Marilyn Manson parla della sua convivenza con il virus e di come può venir visto uno come lui in tempi come questi
Anche Marilyn Manson, come tutti gli altri musicisti (e come del resto tutti noi) sta patendo molto per via del virus. Nell’impossibilità di esibirsi e di suonare dal vivo, il cantante parla apertamente di salute mentale corrotta e di grandi difficoltà ad adattarsi alle dimensioni della quarantena.
“Non è una lamentela, come [farebbe] qualche tipo di rock star arrogante e depressa che dice ‘Non posso fare il mio lavoro quindi povero me!’. Ma per gli ultimi vent’anni tutto quello che ho conosciuto è stato andare sul palco e cantare. [Ora] non posso farlo. Ed è mentalmente devastante”.

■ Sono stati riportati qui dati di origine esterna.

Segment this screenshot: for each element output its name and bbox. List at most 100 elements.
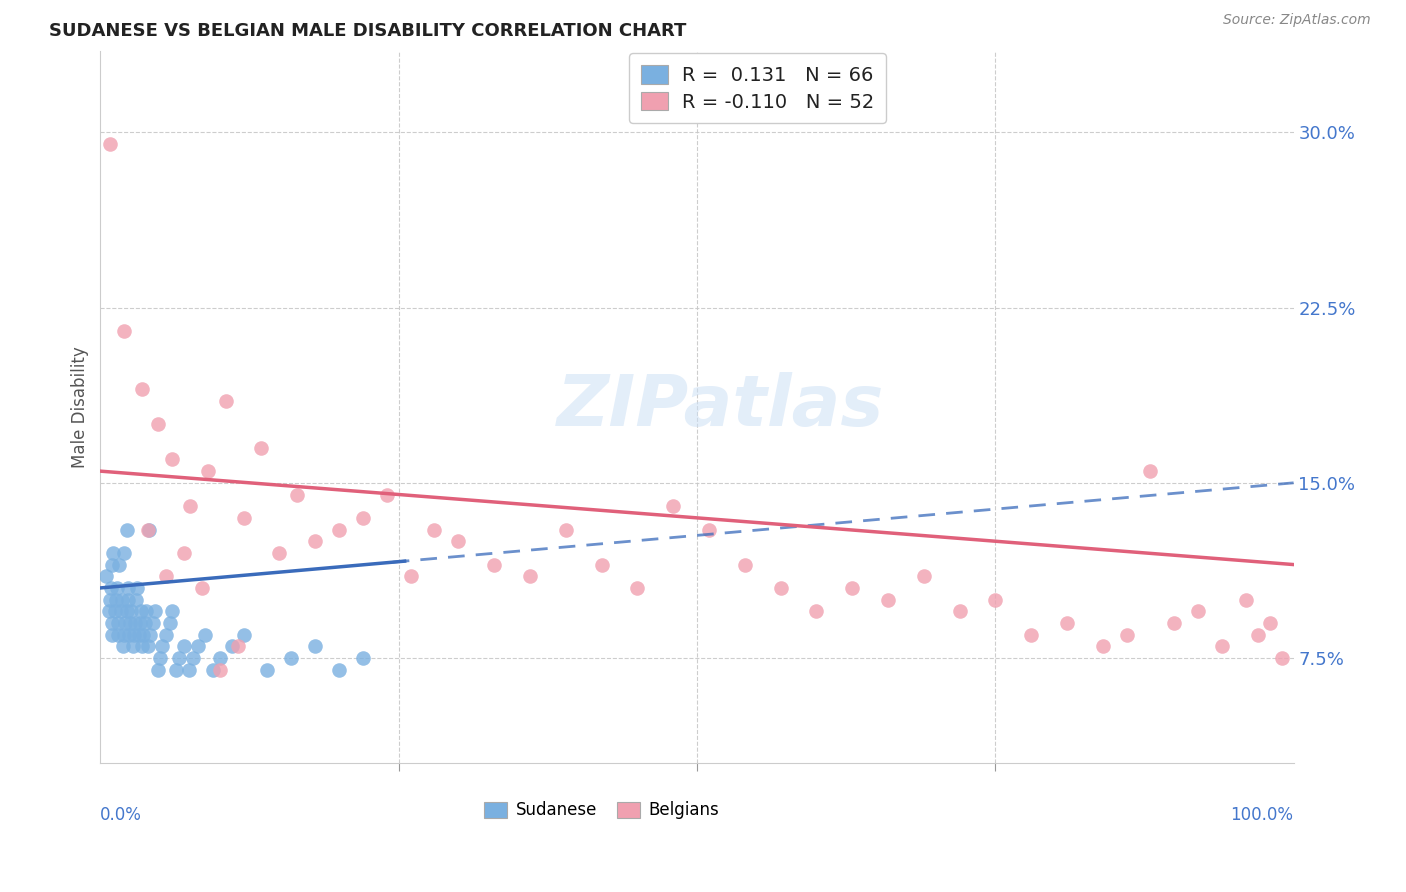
Point [100,581,122,595]
Point [121,640,143,654]
Point [734,558,756,572]
Legend: Sudanese, Belgians: Sudanese, Belgians [477,795,725,826]
Point [159,615,181,630]
Point [128,627,150,641]
Point [160,452,183,467]
Point [101,615,124,630]
Point [232,511,254,525]
Point [149,651,172,665]
Point [806,604,828,618]
Point [132,627,155,641]
Point [352,651,374,665]
Point [197,464,219,478]
Point [131,640,153,654]
Point [912,569,935,583]
Point [187,640,209,654]
Point [375,487,398,501]
Point [112,627,135,641]
Point [117,592,139,607]
Point [115,523,138,537]
Point [269,546,291,560]
Point [142,615,165,630]
Point [423,523,446,537]
Point [104,604,127,618]
Point [1271,651,1294,665]
Point [662,499,685,513]
Point [124,615,146,630]
Point [98,592,121,607]
Point [129,604,152,618]
Point [352,511,374,525]
Point [877,592,900,607]
Point [125,592,148,607]
Point [110,604,132,618]
Point [304,534,326,549]
Point [136,523,159,537]
Point [214,394,236,409]
Point [103,546,125,560]
Point [139,627,162,641]
Point [191,581,214,595]
Point [183,651,205,665]
Point [1091,640,1114,654]
Point [98,137,121,152]
Point [120,604,142,618]
Point [114,615,136,630]
Point [135,604,157,618]
Point [841,581,863,595]
Point [328,663,350,677]
Point [167,651,190,665]
Point [128,615,150,630]
Point [626,581,648,595]
Point [226,640,249,654]
Point [112,546,135,560]
Point [1187,604,1209,618]
Point [179,499,201,513]
Point [173,640,195,654]
Point [208,651,231,665]
Point [256,663,278,677]
Point [280,651,302,665]
Point [1247,627,1270,641]
Point [554,523,576,537]
Point [208,663,231,677]
Point [111,592,134,607]
Point [108,558,131,572]
Point [232,627,254,641]
Point [107,615,129,630]
Text: 100.0%: 100.0% [1230,805,1294,824]
Point [122,627,145,641]
Point [104,592,127,607]
Point [948,604,970,618]
Point [177,663,200,677]
Point [591,558,613,572]
Point [482,558,505,572]
Point [134,615,156,630]
Point [143,604,166,618]
Point [1115,627,1137,641]
Point [107,627,129,641]
Point [155,627,177,641]
Point [101,627,124,641]
Text: Source: ZipAtlas.com: Source: ZipAtlas.com [1223,13,1371,28]
Point [1139,464,1161,478]
Point [131,383,153,397]
Point [399,569,422,583]
Point [447,534,470,549]
Point [155,569,177,583]
Point [697,523,720,537]
Point [160,604,183,618]
Point [201,663,224,677]
Point [96,569,118,583]
Point [117,581,139,595]
Point [1163,615,1185,630]
Point [1234,592,1257,607]
Point [165,663,187,677]
Point [1056,615,1078,630]
Point [111,640,134,654]
Point [304,640,326,654]
Point [105,581,128,595]
Point [152,640,174,654]
Point [127,581,149,595]
Point [97,604,120,618]
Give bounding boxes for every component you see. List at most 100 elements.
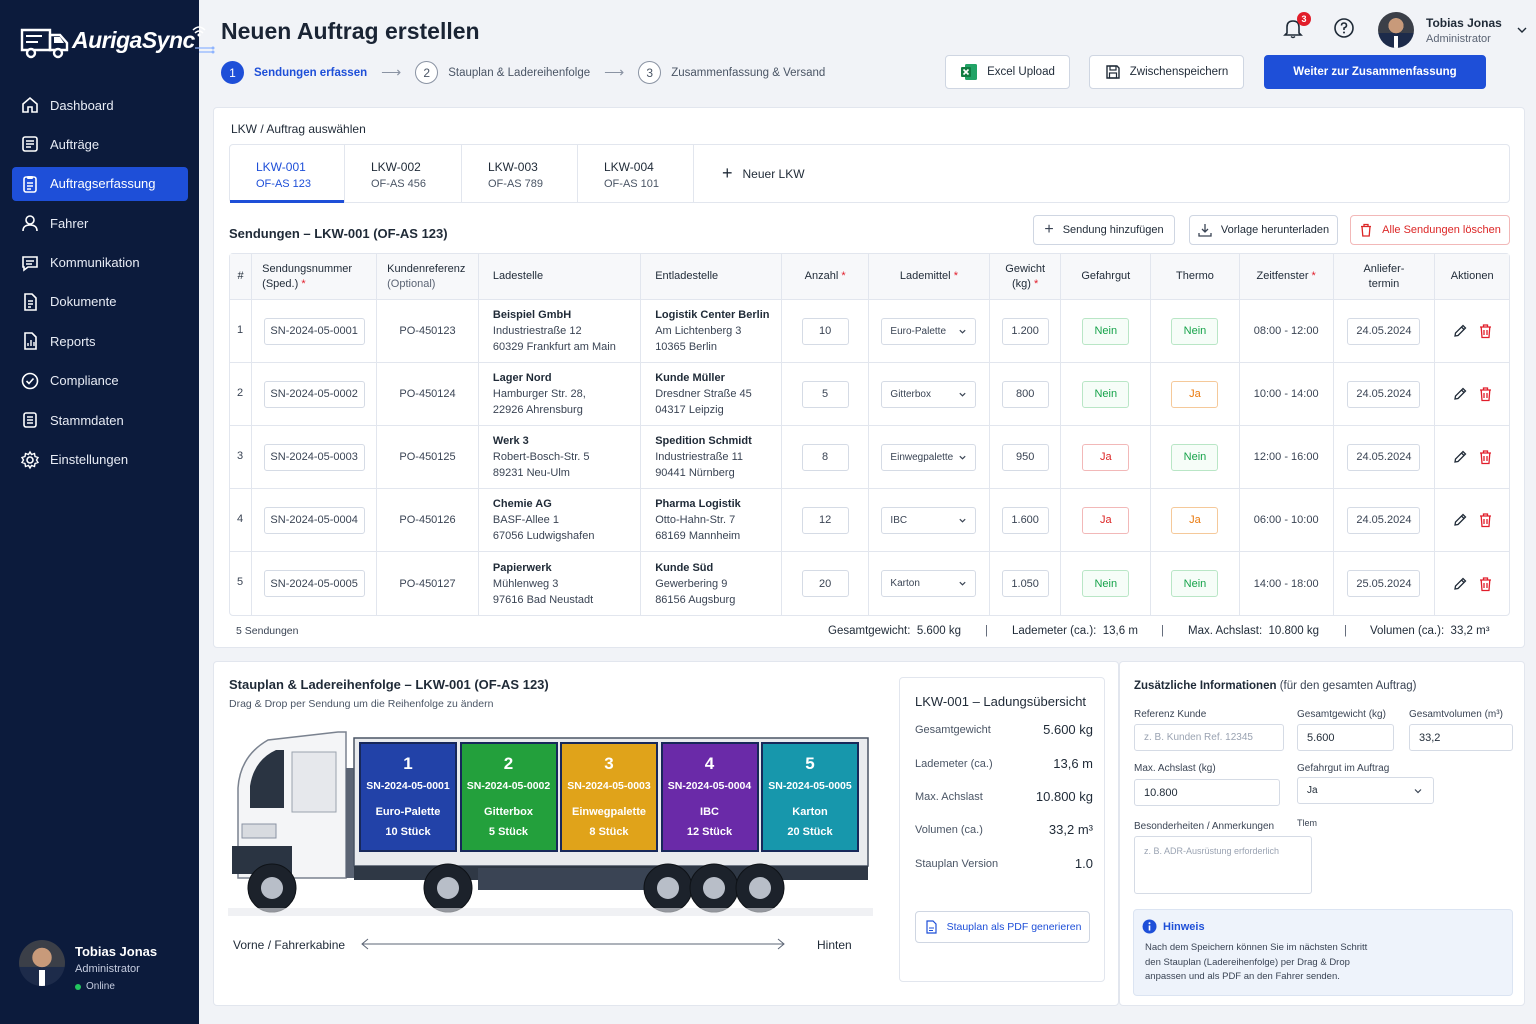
- tab-lkw-003[interactable]: LKW-003 OF-AS 789: [462, 145, 578, 202]
- stowage-segment-4[interactable]: 4 SN-2024-05-0004 IBC 12 Stück: [660, 742, 759, 852]
- sidebar-item-fahrer[interactable]: Fahrer: [12, 206, 188, 240]
- carrier-select[interactable]: Gitterbox: [881, 380, 977, 408]
- download-template-button[interactable]: Vorlage herunterladen: [1189, 215, 1338, 245]
- logo[interactable]: AurigaSync: [20, 18, 217, 62]
- tab-lkw-002[interactable]: LKW-002 OF-AS 456: [345, 145, 462, 202]
- step-2[interactable]: 2 Stauplan & Ladereihenfolge: [415, 61, 590, 84]
- add-shipment-button[interactable]: + Sendung hinzufügen: [1033, 215, 1175, 245]
- date-input[interactable]: 24.05.2024: [1347, 380, 1421, 408]
- sidebar-item-auftraege[interactable]: Aufträge: [12, 127, 188, 161]
- delete-all-button[interactable]: Alle Sendungen löschen: [1350, 215, 1510, 245]
- tab-lkw-004[interactable]: LKW-004 OF-AS 101: [578, 145, 694, 202]
- edit-icon[interactable]: [1452, 386, 1468, 402]
- tab-lkw-001[interactable]: LKW-001 OF-AS 123: [230, 145, 345, 203]
- sidebar-item-dokumente[interactable]: Dokumente: [12, 285, 188, 319]
- thermo-toggle[interactable]: Nein: [1171, 570, 1219, 597]
- step-3[interactable]: 3 Zusammenfassung & Versand: [638, 61, 825, 84]
- generate-pdf-button[interactable]: Stauplan als PDF generieren: [915, 911, 1090, 943]
- volume-summary: Volumen (ca.): 33,2 m³: [1370, 625, 1490, 637]
- shipment-number-input[interactable]: SN-2024-05-0002: [263, 380, 365, 408]
- axle-input[interactable]: 10.800: [1134, 779, 1280, 806]
- hazard-toggle[interactable]: Ja: [1082, 443, 1130, 471]
- quantity-input[interactable]: 20: [801, 570, 849, 597]
- hazard-toggle[interactable]: Nein: [1082, 317, 1130, 345]
- loading-city: 60329 Frankfurt am Main: [492, 341, 616, 353]
- shipment-number-input[interactable]: SN-2024-05-0001: [263, 317, 365, 345]
- sidebar-item-stammdaten[interactable]: Stammdaten: [12, 403, 188, 437]
- tab-title: LKW-004: [604, 160, 654, 174]
- trash-icon[interactable]: [1478, 386, 1493, 402]
- carrier-select[interactable]: Einwegpalette: [881, 443, 977, 471]
- required-mark: *: [1034, 277, 1039, 290]
- sidebar-item-reports[interactable]: Reports: [12, 324, 188, 358]
- weight-input[interactable]: 1.050: [1001, 570, 1049, 597]
- carrier-select[interactable]: Euro-Palette: [881, 317, 977, 345]
- thermo-toggle[interactable]: Nein: [1171, 317, 1219, 345]
- new-truck-button[interactable]: + Neuer LKW: [694, 145, 805, 202]
- stowage-segment-1[interactable]: 1 SN-2024-05-0001 Euro-Palette 10 Stück: [359, 742, 457, 852]
- hazard-toggle[interactable]: Nein: [1082, 380, 1130, 408]
- loading-street: Industriestraße 12: [492, 325, 582, 337]
- thermo-toggle[interactable]: Ja: [1171, 506, 1219, 534]
- quantity-input[interactable]: 10: [801, 317, 849, 345]
- next-button[interactable]: Weiter zur Zusammenfassung: [1264, 55, 1486, 89]
- load-summary-title: LKW-001 – Ladungsübersicht: [915, 694, 1087, 709]
- quantity-input[interactable]: 8: [801, 443, 849, 471]
- save-draft-button[interactable]: Zwischenspeichern: [1089, 55, 1244, 89]
- sidebar-item-compliance[interactable]: Compliance: [12, 364, 188, 398]
- weight-input[interactable]: 1.200: [1001, 317, 1049, 345]
- quantity-input[interactable]: 5: [801, 380, 849, 408]
- thermo-toggle[interactable]: Nein: [1171, 443, 1219, 471]
- number-cell: SN-2024-05-0001: [252, 300, 378, 363]
- edit-icon[interactable]: [1452, 576, 1468, 592]
- shipment-number-input[interactable]: SN-2024-05-0003: [263, 443, 365, 471]
- step-1[interactable]: 1 Sendungen erfassen: [221, 61, 367, 84]
- weight-input[interactable]: 950: [1001, 443, 1049, 471]
- date-input[interactable]: 24.05.2024: [1347, 443, 1421, 471]
- sidebar-item-einstellungen[interactable]: Einstellungen: [12, 443, 188, 477]
- stepper: 1 Sendungen erfassen ⟶ 2 Stauplan & Ladere…: [221, 61, 825, 84]
- trash-icon[interactable]: [1478, 576, 1493, 592]
- stowage-segment-3[interactable]: 3 SN-2024-05-0003 Einwegpalette 8 Stück: [560, 742, 658, 852]
- carrier-select[interactable]: IBC: [881, 506, 977, 534]
- date-input[interactable]: 25.05.2024: [1347, 570, 1421, 597]
- sidebar-item-auftragserfassung[interactable]: Auftragserfassung: [12, 166, 188, 201]
- trash-icon[interactable]: [1478, 449, 1493, 465]
- summary-key: Lademeter (ca.):: [1012, 625, 1097, 637]
- notes-textarea[interactable]: z. B. ADR-Ausrüstung erforderlich: [1134, 836, 1312, 894]
- hazard-toggle[interactable]: Nein: [1082, 570, 1130, 597]
- carrier-select[interactable]: Karton: [881, 570, 977, 597]
- hazard-toggle[interactable]: Ja: [1082, 506, 1130, 534]
- shipment-number-input[interactable]: SN-2024-05-0004: [263, 506, 365, 534]
- help-icon[interactable]: [1333, 17, 1355, 39]
- weight-input[interactable]: 800: [1001, 380, 1049, 408]
- edit-icon[interactable]: [1452, 323, 1468, 339]
- select-value: Einwegpalette: [890, 451, 954, 463]
- weight-input[interactable]: 5.600: [1297, 724, 1394, 751]
- volume-input[interactable]: 33,2: [1409, 724, 1513, 751]
- edit-icon[interactable]: [1452, 512, 1468, 528]
- hazard-select[interactable]: Ja: [1297, 777, 1434, 804]
- bell-icon[interactable]: [1282, 17, 1304, 39]
- header-user[interactable]: Tobias Jonas Administrator: [1378, 12, 1528, 48]
- trash-icon[interactable]: [1478, 512, 1493, 528]
- thermo-toggle[interactable]: Ja: [1171, 380, 1219, 408]
- excel-upload-button[interactable]: Excel Upload: [945, 55, 1070, 89]
- quantity-input[interactable]: 12: [801, 506, 849, 534]
- shipment-number-input[interactable]: SN-2024-05-0005: [263, 570, 365, 597]
- edit-icon[interactable]: [1452, 449, 1468, 465]
- sidebar-item-dashboard[interactable]: Dashboard: [12, 88, 188, 122]
- date-input[interactable]: 24.05.2024: [1347, 506, 1421, 534]
- stowage-segment-5[interactable]: 5 SN-2024-05-0005 Karton 20 Stück: [761, 742, 859, 852]
- trash-icon[interactable]: [1478, 323, 1493, 339]
- sidebar-item-kommunikation[interactable]: Kommunikation: [12, 246, 188, 280]
- weight-input[interactable]: 1.600: [1001, 506, 1049, 534]
- date-input[interactable]: 24.05.2024: [1347, 317, 1421, 345]
- sidebar-user[interactable]: Tobias Jonas Administrator Online: [19, 940, 157, 992]
- segment-quantity: 12 Stück: [686, 826, 733, 838]
- ref-input[interactable]: z. B. Kunden Ref. 12345: [1134, 724, 1284, 751]
- tab-title: LKW-002: [371, 160, 421, 174]
- col-number: Sendungsnummer (Sped.) *: [252, 254, 378, 300]
- hint-box: Hinweis Nach dem Speichern können Sie im…: [1133, 909, 1513, 996]
- stowage-segment-2[interactable]: 2 SN-2024-05-0002 Gitterbox 5 Stück: [459, 742, 558, 852]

“Quando sei in quarantena, la tua vita diventa un macrocosmo o un microcosmo. Diventi confuso. Non sai qual è la realtà, a parte ciò che si trova intorno a te. E può renderti pazzo” prosegue il Reverendo, riferendosi al tipo di vita che tutti abbiamo dovuto fare, quest’anno, almeno per qualche mese.
Manson prosegue poi a parlare dell’atteggiamento percepito nei suoi confronti, spesso ostile da parte di certi ambienti fin dagli anni ’90. “Difficile dire se la destra cristiana ce l’abbia con me ora, perché le chiese non sono aperte, le scuole non sono aperte. Questo esclude molti punti”.
“Un sacco di combinaguai sono senza lavoro. Probabilmente verrò in qualche modo incolpato del fatto che il mondo sta cadendo a pezzi, anche se non cerco questo merito”. Il riferimento è a quando Manson venne accusato, nel 1999, di avere influenzato i perpetratori della sparatoria alla scuola Columbine.
Del resto quella di Manson è sempre stata una figura controversa e provocatoria, anche se chi lo conosce sa che il Reverendo intende semplicemente svelare le ipocrisie degli ambienti più conservatori e radicali della società. Il suo ultimo disco, We Are Chaos, ne è un ottimo esempio.